Allein vom Kauf GOTS-zertifizierter Bekleidung oder Accessoires kann man die oben beschriebene Wunsch-Welt nicht herbeikaufen, aber man trägt Stück für Stück zu einer Veränderung und Entwicklung bei. Deshalb achten auch wir beim Einkauf unserer Waren darauf, wo die Marken ihre Produkte produzieren lassen und arbeiten deshalb mit GOTS-zertifizierten Modeunternehmen wie Armedangels, Lanius Köln oder Recolution.

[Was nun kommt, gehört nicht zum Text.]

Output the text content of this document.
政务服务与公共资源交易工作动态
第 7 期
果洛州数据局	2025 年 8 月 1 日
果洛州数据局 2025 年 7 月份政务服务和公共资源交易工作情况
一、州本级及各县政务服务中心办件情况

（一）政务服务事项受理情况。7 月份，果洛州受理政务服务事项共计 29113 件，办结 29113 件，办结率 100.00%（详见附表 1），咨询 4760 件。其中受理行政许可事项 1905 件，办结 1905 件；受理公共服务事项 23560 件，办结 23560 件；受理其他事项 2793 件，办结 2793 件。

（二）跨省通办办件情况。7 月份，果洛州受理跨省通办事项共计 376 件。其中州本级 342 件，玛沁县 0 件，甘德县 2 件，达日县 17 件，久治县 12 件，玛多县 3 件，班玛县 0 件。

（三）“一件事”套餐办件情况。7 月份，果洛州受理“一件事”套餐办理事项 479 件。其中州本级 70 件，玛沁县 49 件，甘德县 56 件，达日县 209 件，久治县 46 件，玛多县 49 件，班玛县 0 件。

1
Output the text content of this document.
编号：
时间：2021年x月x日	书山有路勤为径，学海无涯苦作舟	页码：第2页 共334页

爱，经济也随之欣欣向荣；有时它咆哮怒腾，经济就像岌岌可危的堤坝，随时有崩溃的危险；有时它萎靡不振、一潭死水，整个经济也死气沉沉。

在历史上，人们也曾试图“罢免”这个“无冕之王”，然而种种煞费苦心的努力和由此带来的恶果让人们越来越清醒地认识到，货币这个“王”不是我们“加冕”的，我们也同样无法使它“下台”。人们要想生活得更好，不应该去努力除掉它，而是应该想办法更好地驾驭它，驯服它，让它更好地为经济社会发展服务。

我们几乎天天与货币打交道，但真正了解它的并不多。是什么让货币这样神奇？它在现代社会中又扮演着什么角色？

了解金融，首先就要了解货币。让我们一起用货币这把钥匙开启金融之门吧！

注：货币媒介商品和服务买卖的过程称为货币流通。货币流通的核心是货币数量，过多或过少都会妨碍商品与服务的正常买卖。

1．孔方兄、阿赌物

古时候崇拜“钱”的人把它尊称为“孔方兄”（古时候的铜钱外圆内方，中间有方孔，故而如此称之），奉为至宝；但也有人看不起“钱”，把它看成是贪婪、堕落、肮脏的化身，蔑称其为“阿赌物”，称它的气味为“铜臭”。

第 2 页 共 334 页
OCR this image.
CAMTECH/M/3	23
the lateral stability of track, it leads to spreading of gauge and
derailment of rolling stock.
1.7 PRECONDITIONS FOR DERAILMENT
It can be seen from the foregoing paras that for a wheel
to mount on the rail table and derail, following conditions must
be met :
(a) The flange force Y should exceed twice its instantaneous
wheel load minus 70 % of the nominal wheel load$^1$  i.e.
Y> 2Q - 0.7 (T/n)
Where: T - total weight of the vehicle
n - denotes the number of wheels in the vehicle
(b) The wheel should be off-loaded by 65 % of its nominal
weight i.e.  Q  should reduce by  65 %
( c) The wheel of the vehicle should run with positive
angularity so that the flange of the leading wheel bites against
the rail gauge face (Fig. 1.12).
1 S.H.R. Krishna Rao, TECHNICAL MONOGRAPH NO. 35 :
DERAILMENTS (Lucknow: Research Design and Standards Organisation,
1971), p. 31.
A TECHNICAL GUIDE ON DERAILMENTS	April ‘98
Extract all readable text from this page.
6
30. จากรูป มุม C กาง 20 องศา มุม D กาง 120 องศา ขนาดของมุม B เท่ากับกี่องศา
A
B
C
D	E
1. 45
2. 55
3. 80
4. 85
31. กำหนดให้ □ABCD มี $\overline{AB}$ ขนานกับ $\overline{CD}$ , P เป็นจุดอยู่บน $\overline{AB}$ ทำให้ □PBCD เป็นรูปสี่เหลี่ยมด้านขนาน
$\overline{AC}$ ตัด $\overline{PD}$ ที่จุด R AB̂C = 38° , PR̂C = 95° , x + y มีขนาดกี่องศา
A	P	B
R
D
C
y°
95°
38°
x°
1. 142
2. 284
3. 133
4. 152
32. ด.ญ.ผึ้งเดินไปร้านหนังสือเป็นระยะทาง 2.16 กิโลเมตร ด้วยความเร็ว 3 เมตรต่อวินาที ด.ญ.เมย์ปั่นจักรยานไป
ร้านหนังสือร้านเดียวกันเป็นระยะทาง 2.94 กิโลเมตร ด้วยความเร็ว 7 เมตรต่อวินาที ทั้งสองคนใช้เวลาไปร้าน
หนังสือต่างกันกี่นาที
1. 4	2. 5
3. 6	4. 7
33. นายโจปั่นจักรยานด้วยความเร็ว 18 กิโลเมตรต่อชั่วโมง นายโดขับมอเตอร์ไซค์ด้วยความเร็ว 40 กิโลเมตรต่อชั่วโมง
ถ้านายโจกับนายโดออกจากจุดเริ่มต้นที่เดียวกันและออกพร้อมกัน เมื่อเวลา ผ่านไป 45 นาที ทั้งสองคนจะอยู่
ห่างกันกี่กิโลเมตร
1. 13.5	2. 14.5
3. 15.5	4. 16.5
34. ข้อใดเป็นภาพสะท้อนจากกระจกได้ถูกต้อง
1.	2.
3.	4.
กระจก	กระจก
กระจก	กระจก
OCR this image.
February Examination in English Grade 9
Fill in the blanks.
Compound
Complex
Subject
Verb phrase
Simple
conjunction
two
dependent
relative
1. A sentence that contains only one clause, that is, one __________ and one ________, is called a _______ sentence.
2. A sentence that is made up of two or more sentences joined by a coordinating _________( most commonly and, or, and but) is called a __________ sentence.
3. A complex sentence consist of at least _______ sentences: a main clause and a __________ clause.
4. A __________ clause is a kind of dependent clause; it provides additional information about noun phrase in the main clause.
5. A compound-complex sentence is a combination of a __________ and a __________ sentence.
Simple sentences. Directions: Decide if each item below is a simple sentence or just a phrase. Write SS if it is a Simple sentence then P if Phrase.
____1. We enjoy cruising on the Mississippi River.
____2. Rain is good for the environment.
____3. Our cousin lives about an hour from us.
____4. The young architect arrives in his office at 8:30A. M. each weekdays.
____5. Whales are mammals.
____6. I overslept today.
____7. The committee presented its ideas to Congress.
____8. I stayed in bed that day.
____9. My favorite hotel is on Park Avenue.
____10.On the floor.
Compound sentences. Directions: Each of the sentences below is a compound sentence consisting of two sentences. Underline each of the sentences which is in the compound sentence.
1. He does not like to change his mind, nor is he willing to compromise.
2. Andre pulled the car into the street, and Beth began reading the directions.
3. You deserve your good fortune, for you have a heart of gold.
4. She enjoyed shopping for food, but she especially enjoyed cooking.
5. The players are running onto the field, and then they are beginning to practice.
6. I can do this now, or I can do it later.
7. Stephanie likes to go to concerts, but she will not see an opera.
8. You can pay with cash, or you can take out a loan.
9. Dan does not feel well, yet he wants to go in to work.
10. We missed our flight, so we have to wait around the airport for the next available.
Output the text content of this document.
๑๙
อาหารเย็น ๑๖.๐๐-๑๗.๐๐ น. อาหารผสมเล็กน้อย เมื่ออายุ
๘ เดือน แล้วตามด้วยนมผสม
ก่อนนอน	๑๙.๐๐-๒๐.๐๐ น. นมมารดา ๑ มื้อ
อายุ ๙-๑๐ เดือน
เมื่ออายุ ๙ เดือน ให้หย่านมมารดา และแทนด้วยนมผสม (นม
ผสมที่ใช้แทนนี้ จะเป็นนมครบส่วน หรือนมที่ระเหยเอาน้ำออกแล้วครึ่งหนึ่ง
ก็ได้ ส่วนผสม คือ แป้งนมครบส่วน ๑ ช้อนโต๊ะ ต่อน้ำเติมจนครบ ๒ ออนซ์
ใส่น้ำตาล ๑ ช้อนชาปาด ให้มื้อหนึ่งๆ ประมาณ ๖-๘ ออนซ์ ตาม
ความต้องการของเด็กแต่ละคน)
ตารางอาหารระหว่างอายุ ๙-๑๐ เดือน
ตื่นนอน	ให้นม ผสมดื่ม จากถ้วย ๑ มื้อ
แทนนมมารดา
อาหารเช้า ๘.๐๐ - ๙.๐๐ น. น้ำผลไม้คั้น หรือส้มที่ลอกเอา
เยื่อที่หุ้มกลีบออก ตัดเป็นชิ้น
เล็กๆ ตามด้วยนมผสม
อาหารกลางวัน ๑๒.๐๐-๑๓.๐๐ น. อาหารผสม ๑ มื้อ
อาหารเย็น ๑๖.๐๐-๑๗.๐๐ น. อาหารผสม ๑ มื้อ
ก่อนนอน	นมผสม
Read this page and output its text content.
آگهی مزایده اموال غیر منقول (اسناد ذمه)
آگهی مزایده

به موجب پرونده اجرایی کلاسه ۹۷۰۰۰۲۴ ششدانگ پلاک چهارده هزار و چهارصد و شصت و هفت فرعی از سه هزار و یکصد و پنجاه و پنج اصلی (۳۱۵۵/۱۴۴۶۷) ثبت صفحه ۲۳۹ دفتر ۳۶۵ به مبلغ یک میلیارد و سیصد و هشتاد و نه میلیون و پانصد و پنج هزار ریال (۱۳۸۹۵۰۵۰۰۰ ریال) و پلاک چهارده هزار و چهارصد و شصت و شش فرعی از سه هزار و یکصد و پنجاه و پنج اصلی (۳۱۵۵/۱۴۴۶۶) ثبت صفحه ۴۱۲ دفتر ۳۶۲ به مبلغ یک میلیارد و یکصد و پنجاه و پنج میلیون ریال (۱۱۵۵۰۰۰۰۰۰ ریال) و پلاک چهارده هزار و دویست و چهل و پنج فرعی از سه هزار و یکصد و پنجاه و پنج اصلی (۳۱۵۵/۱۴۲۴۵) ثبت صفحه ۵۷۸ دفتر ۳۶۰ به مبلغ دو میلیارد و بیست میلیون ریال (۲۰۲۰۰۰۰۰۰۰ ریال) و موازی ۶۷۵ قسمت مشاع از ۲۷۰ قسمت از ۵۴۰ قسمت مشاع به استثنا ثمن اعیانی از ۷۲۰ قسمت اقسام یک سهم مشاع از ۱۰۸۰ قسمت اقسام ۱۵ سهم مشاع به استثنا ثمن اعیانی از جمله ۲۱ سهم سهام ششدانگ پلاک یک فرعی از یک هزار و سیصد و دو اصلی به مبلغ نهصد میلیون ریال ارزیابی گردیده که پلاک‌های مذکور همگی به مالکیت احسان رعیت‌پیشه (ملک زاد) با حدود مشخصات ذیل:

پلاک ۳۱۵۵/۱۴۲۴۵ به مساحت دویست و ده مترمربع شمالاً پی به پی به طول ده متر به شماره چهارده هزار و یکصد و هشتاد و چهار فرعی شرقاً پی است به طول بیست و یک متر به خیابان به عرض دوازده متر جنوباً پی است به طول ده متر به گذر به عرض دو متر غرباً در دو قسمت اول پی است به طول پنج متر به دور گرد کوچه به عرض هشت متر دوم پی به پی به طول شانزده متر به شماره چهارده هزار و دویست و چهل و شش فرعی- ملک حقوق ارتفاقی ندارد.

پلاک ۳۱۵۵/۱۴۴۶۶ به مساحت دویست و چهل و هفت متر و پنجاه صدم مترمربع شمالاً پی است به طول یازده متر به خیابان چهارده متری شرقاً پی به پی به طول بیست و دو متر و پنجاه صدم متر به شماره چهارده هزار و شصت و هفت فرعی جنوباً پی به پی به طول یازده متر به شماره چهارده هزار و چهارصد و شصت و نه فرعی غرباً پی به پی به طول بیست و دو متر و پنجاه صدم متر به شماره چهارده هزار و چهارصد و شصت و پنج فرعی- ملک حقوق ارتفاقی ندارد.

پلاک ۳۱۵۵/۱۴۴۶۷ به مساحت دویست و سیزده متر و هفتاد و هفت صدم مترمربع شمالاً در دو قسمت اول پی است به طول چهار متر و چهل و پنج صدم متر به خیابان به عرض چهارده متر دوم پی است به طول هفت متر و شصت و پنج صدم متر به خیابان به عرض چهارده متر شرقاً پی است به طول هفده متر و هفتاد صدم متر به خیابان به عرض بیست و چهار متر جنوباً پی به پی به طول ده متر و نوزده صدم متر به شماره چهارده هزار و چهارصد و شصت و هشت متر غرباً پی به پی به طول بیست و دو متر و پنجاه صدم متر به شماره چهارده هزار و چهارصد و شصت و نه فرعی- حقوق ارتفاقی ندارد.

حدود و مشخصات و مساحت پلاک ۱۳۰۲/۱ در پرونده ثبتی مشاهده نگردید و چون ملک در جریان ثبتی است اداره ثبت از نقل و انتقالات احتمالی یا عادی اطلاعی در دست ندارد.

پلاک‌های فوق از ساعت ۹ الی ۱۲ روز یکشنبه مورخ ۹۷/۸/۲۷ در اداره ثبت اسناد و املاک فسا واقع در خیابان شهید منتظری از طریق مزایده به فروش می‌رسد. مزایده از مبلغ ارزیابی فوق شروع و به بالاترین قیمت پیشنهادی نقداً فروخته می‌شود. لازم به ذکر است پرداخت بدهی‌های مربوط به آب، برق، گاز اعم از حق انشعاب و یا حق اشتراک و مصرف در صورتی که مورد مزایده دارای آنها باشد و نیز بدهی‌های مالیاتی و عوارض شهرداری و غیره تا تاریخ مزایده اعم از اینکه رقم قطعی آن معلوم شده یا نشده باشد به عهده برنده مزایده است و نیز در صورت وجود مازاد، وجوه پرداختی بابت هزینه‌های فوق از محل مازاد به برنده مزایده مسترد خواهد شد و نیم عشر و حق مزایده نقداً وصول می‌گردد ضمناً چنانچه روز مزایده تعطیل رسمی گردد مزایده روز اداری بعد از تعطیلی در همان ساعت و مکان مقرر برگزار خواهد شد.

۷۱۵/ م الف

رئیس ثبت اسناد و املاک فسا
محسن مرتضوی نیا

Tatsächlich sind aber nicht alle Marken zertifiziert, wofür es unterschiedliche Gründe gibt. Denn viele junge Labels, die auf die Kriterien von GOTS achten, haben die Zertifizierung, die auch nicht umsonst ist, einfach noch nicht. Es gibt aber auch Modeunternehmen, denen der Standard in manchen Punkten nicht weit genug geht. Zum Beispiel enthält dieser keine Kriterien für Leder- und Fellprodukte, was nicht nur für vegane Labels dringend in den Kriterienkatalog aufgenommen werden sollte. Manche Marken legen hingegen ihren Fokus auf höhere Sozialstandards und arbeiten mit der Fair Wear Foundation zusammen, wie zum Beispiel Picture oder Nudie Jeans.

Aus welchen Gründen auch immer ein Produkt bei GREENALITY das GOTS-Siegel nicht tragen sollte, könnt Ihr Euch trotzdem sicher sein, dass dieses aus einer fairen und nachhaltigen Produktion stammt.